Surfside Beach leaders spent more than half a million dollars on property for a parking lot.
The parcel at 212 Surfside Drive comprises two lots that contain trees and a structure that formerly housed a barbershop. Mayor Bob Childs said the purchase aims to address concerns about the new entertainment zoning district.
“There were complaints about insufficient parking,” he said. “This property came up (for sale) one block away from it, which will give additional parking.”
The Surfside Beach Town Council approved the development plans at a special meeting Monday.
The parking lot will have 40 parking spaces, including some for golf carts, and will be off Surfside Drive between Oak and Pinewood drives.
Officials said those who end up using the lot will be able to use ParkMobile, which allows people to pay using their cellphones.
“This evidently is the new wave,” Childs said.
Drivers with town decals will not be able to park at the lot for free.
Horry County land records list the prior owner of the two lots as a woman from Winchester, Virginia.
“That property has been there for a long time,” town resident Betty Lowery said during Monday’s meeting.
Childs noted there is not much property left in Surfside available to purchase.
“This being as close to the water as it is, it’s really a prime piece of property,” he said.
The development plans include tearing down the building and multiple trees on the site.

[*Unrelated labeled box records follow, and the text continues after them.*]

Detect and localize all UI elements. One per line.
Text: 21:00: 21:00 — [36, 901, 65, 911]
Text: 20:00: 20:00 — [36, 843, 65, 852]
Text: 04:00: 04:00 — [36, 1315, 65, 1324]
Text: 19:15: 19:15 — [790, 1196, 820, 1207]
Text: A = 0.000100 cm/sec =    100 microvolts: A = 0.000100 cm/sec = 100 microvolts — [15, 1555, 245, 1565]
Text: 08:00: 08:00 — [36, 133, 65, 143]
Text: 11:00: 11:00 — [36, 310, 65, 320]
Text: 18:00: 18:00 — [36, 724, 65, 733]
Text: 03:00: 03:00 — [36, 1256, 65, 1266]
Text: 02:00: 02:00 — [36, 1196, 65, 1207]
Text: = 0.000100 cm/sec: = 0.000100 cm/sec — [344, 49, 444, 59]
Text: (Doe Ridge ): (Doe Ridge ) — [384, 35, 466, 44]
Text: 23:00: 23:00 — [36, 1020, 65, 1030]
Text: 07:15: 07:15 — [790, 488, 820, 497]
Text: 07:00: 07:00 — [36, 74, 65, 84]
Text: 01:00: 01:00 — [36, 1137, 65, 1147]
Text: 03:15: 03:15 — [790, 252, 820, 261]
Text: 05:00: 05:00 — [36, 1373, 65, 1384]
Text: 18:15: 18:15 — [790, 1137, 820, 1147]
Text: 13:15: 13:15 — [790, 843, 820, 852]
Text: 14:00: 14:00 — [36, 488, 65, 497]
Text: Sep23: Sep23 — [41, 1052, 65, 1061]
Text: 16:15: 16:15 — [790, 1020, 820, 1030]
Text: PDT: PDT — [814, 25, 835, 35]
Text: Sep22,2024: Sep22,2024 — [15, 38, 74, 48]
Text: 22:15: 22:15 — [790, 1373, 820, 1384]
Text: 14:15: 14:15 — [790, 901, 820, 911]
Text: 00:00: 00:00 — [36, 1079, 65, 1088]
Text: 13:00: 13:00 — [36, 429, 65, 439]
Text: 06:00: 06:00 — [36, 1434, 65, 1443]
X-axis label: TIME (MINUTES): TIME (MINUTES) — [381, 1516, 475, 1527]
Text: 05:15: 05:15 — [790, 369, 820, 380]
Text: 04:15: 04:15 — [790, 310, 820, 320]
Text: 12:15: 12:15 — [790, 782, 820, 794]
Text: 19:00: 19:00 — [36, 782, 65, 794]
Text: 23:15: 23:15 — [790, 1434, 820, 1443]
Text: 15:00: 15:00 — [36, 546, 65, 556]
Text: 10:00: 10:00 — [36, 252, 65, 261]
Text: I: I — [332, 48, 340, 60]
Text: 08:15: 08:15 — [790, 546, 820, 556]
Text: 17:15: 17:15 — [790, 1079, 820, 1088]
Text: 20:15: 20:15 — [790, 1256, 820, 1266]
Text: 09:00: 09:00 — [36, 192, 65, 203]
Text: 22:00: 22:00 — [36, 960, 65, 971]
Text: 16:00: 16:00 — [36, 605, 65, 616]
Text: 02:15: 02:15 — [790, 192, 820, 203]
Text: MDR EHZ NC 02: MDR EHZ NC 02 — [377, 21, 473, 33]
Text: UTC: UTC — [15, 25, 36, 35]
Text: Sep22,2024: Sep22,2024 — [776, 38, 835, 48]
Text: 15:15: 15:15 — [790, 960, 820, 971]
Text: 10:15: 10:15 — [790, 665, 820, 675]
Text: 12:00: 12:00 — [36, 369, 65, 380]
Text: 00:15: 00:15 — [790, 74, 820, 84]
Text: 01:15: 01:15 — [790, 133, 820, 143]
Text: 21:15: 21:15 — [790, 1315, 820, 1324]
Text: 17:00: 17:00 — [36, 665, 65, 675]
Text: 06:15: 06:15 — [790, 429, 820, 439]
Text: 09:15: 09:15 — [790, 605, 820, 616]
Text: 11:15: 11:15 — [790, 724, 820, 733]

Childs said an arborist determined the trees on the property are in poor shape.
A document written by Planning and Zoning Director Sabrina Morris included in council’s agenda packet expands upon this. The document says on July 24 she met with an arborist who evaluated the trees on the parcel and gave suggestions. The arborist saw there was a lack of maintenance and the trees had noticeably declined in condition.
The arborist said an ant infestation and the weight of overgrown vines and limbs have weakened trees, creating structural issues. Trees in the back and on the interior portion of the property have hollowed in some areas.
Additionally, the arborist said the bigger, more substantial oaks on the eastern side of the property are completely hollow, causing an undo hazard.
The town's fishing pier was decimated by Hurricane Matthew in 2016, and plans are to construct a new concrete pier with wooden pilings. The “e-district” that includes the pier is supposed to promote opportunities for shopping, dining and entertainment. It stretches from Dogwood Drive South between 1st Avenue South and Surfside Drive down to the pier area, and includes businesses like the shop and restaurant on the pier, River City Café, Surfside Beach Oceanfront Hotel and Scotty’s Beach Bar.
Officials have said the area is meant to encourage walkability, but Childs noted that visitors from out of town still need somewhere to park.
“[The parking lot] gets them close,” he said.
Surfside Beach councilman Randle Stevens said the parking lot will be a solid source of revenue for the town, also mentioning the county is expected to experience massive growth over the next several years.
“People will be coming to our beach and if we don’t have the parking, we’ll have problems,” he said.